One of the greatest challenges of manufacturing sheet metal parts is to obtain consistent part dimensions.  Springback, the elastic strain recovery in the material when the tooling is removed, is the major root cause of variations and inconsistencies in the final part geometry.  Obtaining a consistent and desirable amount of springback is extremely difficult due to the non-linear effects and interactions from process and material parameters.  In this work, the exceptional ability of a neural network along with a stepped binder force trajectory to control springback angle and maximum strain is demonstrated for a simulated channel forming process.  When faced with even large variations in material properties, sheet thickness, and friction coefficient, our control system produces a robust final part shape.

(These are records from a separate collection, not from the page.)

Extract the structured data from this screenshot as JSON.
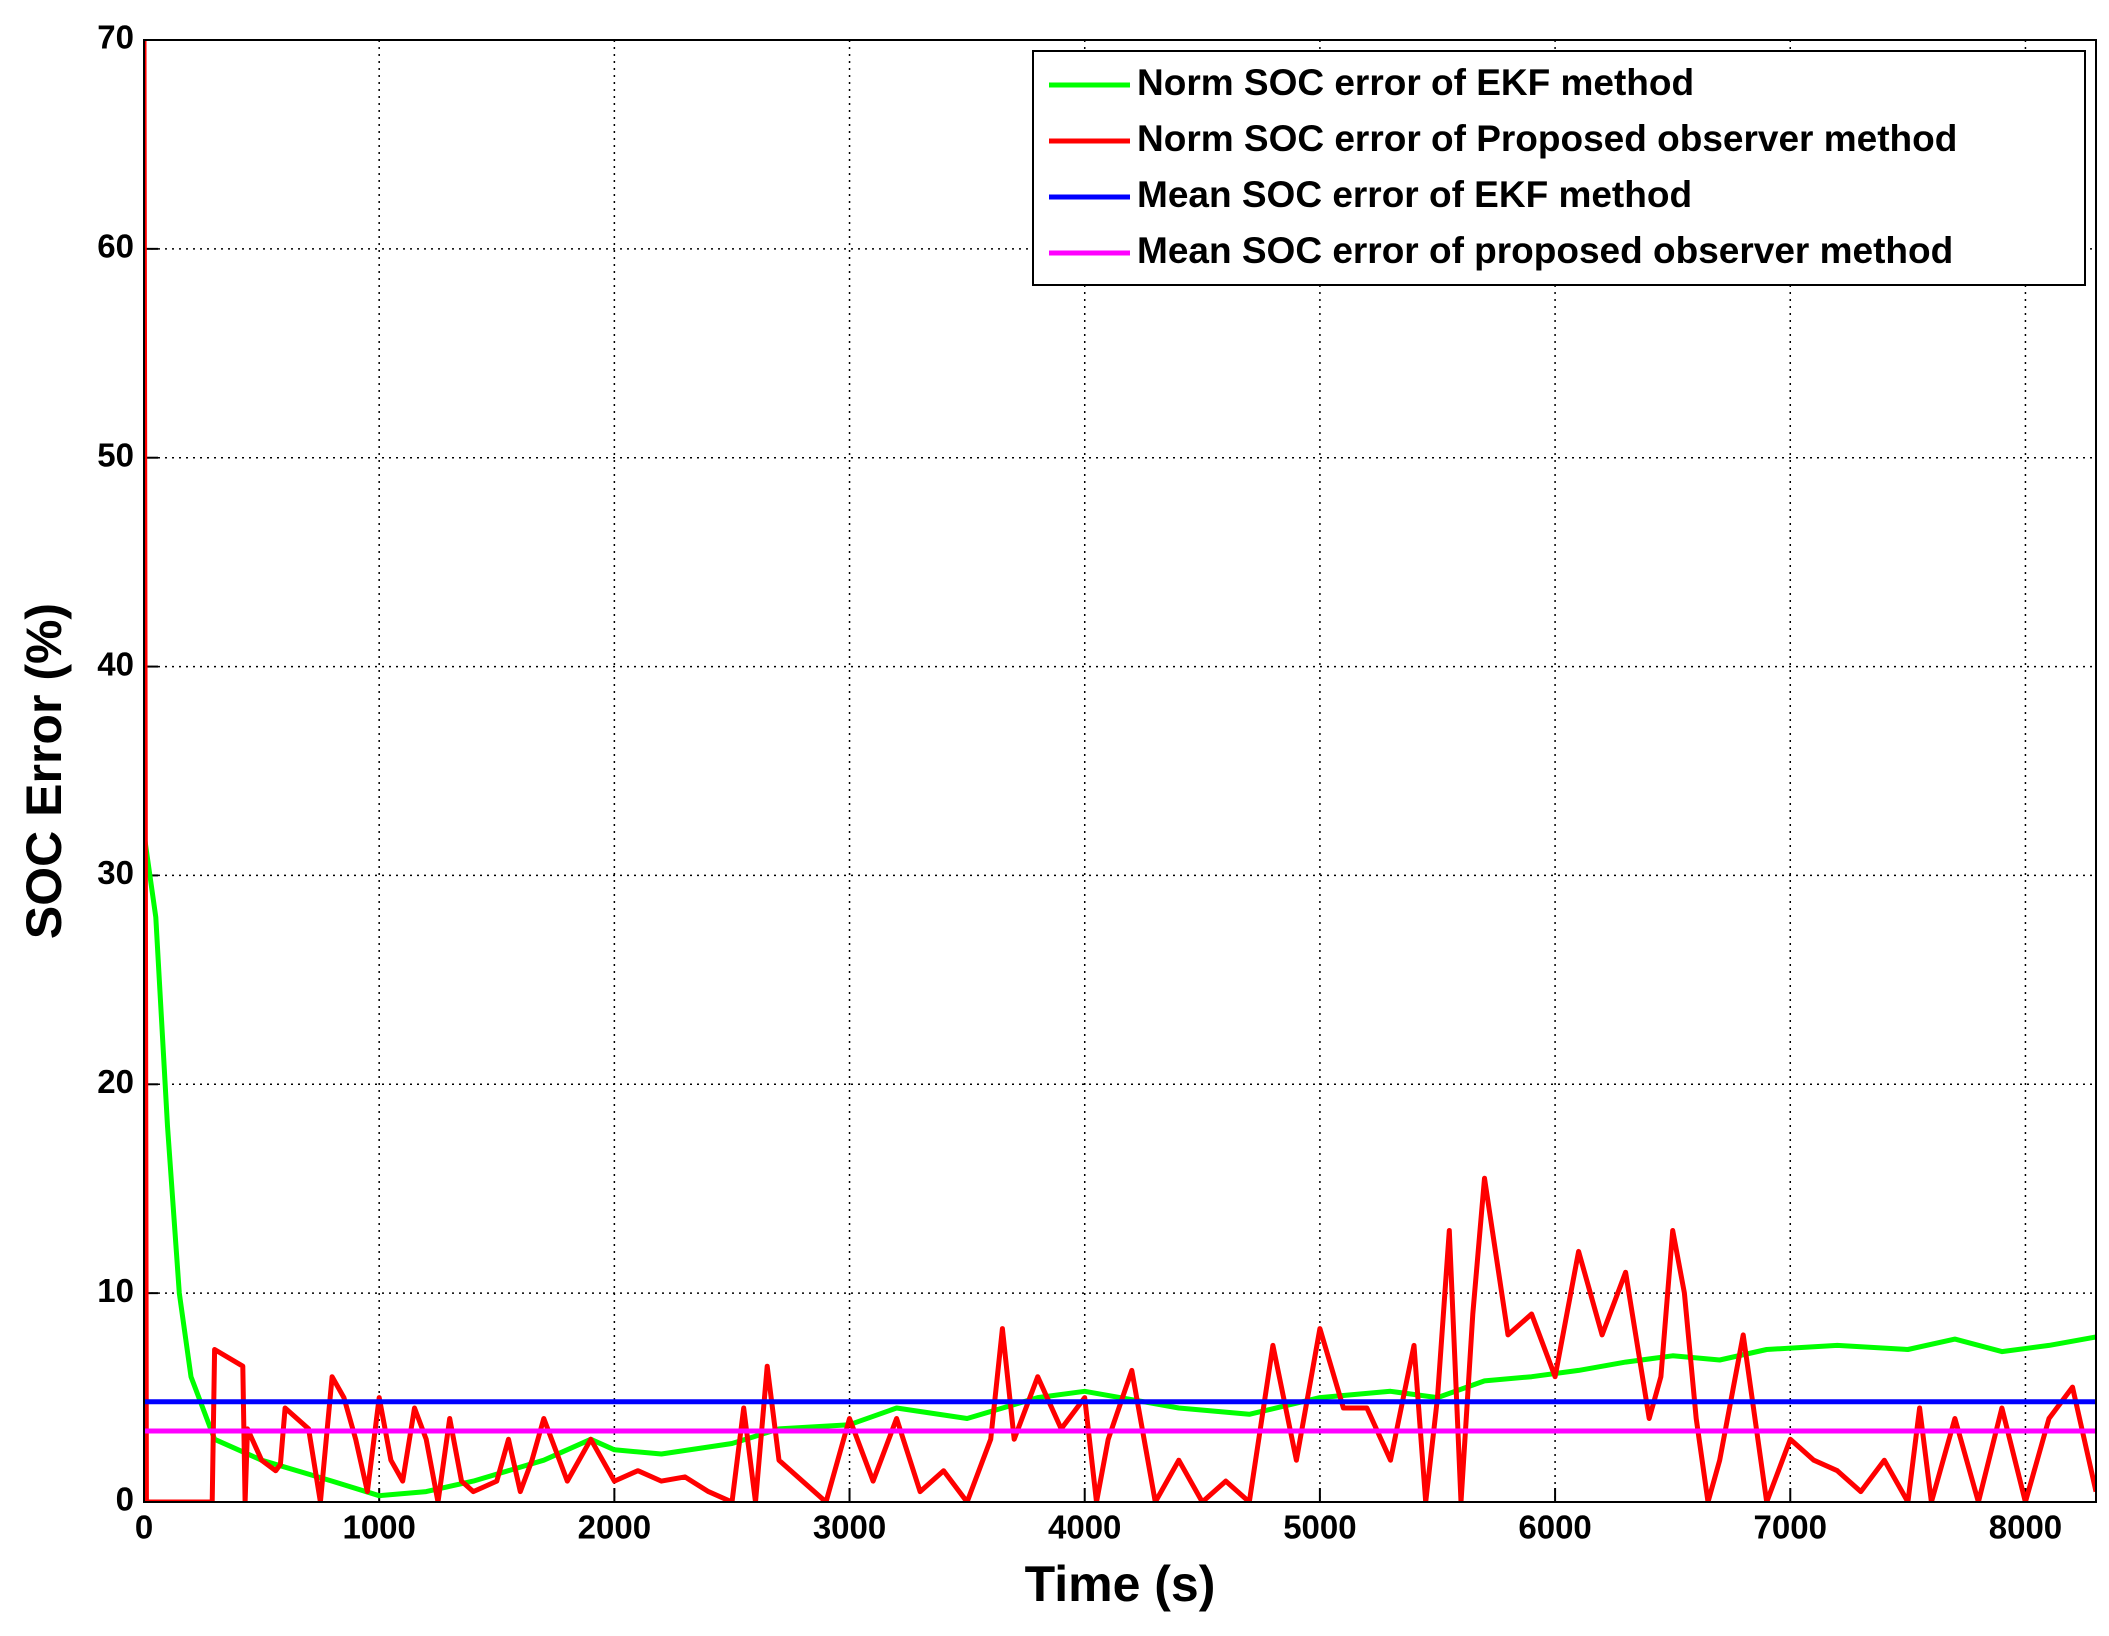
{
  "chart_data": {
    "type": "line",
    "xlabel": "Time (s)",
    "ylabel": "SOC Error (%)",
    "xlim": [
      0,
      8300
    ],
    "xticks": [
      0,
      1000,
      2000,
      3000,
      4000,
      5000,
      6000,
      7000,
      8000
    ],
    "ylim": [
      0,
      70
    ],
    "yticks": [
      0,
      10,
      20,
      30,
      40,
      50,
      60,
      70
    ],
    "grid": true,
    "legend": "upper right",
    "series": [
      {
        "name": "Norm SOC error of EKF method",
        "color": "#00ff00",
        "x": [
          0,
          50,
          100,
          150,
          200,
          300,
          500,
          800,
          1000,
          1200,
          1400,
          1700,
          1900,
          2000,
          2200,
          2500,
          2700,
          3000,
          3200,
          3500,
          3800,
          4000,
          4400,
          4700,
          5000,
          5300,
          5500,
          5700,
          5900,
          6100,
          6300,
          6500,
          6700,
          6900,
          7200,
          7500,
          7700,
          7900,
          8100,
          8300
        ],
        "values": [
          32,
          28,
          18,
          10,
          6,
          3,
          2,
          1,
          0.3,
          0.5,
          1,
          2,
          3,
          2.5,
          2.3,
          2.8,
          3.5,
          3.7,
          4.5,
          4,
          5,
          5.3,
          4.5,
          4.2,
          5,
          5.3,
          5,
          5.8,
          6,
          6.3,
          6.7,
          7,
          6.8,
          7.3,
          7.5,
          7.3,
          7.8,
          7.2,
          7.5,
          7.9
        ]
      },
      {
        "name": "Norm SOC error of Proposed observer method",
        "color": "#ff0000",
        "x": [
          0,
          10,
          290,
          300,
          420,
          430,
          440,
          500,
          560,
          580,
          600,
          700,
          750,
          800,
          850,
          900,
          950,
          1000,
          1050,
          1100,
          1150,
          1200,
          1250,
          1300,
          1350,
          1400,
          1500,
          1550,
          1600,
          1650,
          1700,
          1800,
          1900,
          2000,
          2100,
          2200,
          2300,
          2400,
          2500,
          2550,
          2600,
          2650,
          2700,
          2800,
          2900,
          3000,
          3100,
          3200,
          3300,
          3400,
          3500,
          3600,
          3650,
          3700,
          3800,
          3900,
          4000,
          4050,
          4100,
          4200,
          4300,
          4400,
          4500,
          4600,
          4700,
          4800,
          4900,
          5000,
          5100,
          5200,
          5300,
          5400,
          5450,
          5500,
          5550,
          5600,
          5650,
          5700,
          5800,
          5900,
          6000,
          6100,
          6200,
          6300,
          6400,
          6450,
          6500,
          6550,
          6600,
          6650,
          6700,
          6800,
          6900,
          7000,
          7100,
          7200,
          7300,
          7400,
          7500,
          7550,
          7600,
          7700,
          7800,
          7900,
          8000,
          8100,
          8200,
          8300
        ],
        "values": [
          70,
          0,
          0,
          7.3,
          6.5,
          0,
          3.5,
          2,
          1.5,
          1.8,
          4.5,
          3.5,
          0,
          6,
          5,
          3,
          0.5,
          5,
          2,
          1,
          4.5,
          3,
          0,
          4,
          1,
          0.5,
          1,
          3,
          0.5,
          2,
          4,
          1,
          3,
          1,
          1.5,
          1,
          1.2,
          0.5,
          0,
          4.5,
          0,
          6.5,
          2,
          1,
          0,
          4,
          1,
          4,
          0.5,
          1.5,
          0,
          3,
          8.3,
          3,
          6,
          3.5,
          5,
          0,
          3,
          6.3,
          0,
          2,
          0,
          1,
          0,
          7.5,
          2,
          8.3,
          4.5,
          4.5,
          2,
          7.5,
          0,
          5,
          13,
          0,
          9,
          15.5,
          8,
          9,
          6,
          12,
          8,
          11,
          4,
          6,
          13,
          10,
          4,
          0,
          2,
          8,
          0,
          3,
          2,
          1.5,
          0.5,
          2,
          0,
          4.5,
          0,
          4,
          0,
          4.5,
          0,
          4,
          5.5,
          0.5
        ]
      },
      {
        "name": "Mean SOC error of EKF method",
        "color": "#0000ff",
        "x": [
          0,
          8300
        ],
        "values": [
          4.8,
          4.8
        ]
      },
      {
        "name": "Mean SOC error of proposed observer method",
        "color": "#ff00ff",
        "x": [
          0,
          8300
        ],
        "values": [
          3.4,
          3.4
        ]
      }
    ]
  }
}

        Neural networks must be first trained to learn the relationship between the inputs and outputs.  Here the inputs were four polynomial curve fit coefficients from the punch force trajectory, and the outputs were the high binder force (HBF) and percentage of the punch displacement (PD%) where the stepped binder force should occur.  Trial and error numerical simulations were conducted with variations in the material properties, sheet thickness, and friction coefficient to create training examples from which the network could extract the input-output pattern.  Then, the backpropagation algorithm was used to train the network, and other cases of varying material properties, sheet thickness, and friction coefficient were feedforward in the trained network to obtain the stepped binder force parameters.  Finally, a comparison with a closed-loop control system was investigated.
        The results of this neural network control system were springback angles between 0.2 to 0.6 degrees and maximum principal strain values of 8% to 10% for even large variations in material properties, sheet thickness, and friction coefficient.  When compared with a closed-loop control system of the optimal punch force trajectory, the neural network produced more accurate values of springback angle and maximum strain as well as being a more robust process and simpler to implement. 

        As a follow up to the simulated aluminum channel forming research, experimental implementation of the neural network with a stepped binder force trajectory for a steel channel forming process has been completed.  Again, the neural network was able to predict the HBF and PD% in order to control the springback within a reasonable range even for cases which the neural network was not trained with.

• Vikram Viswanathan, Brad Kinsey, and Jian Cao (2003) “Experimental Implementation of Neural Network Springback Control for Sheet Metal Forming”, Journal of Engineering Materials and Technology, Vol. 125, No. 2, pp. 141-7.
• Jian Cao, Brad Kinsey, and Sara Solla (2000) “Consistent and Minimal Springback Using a Stepped Binder Force Trajectory and Neural Network Control”, Journal of Engineering Materials and Technology, Vol. 122, No. 1, pp. 113-8.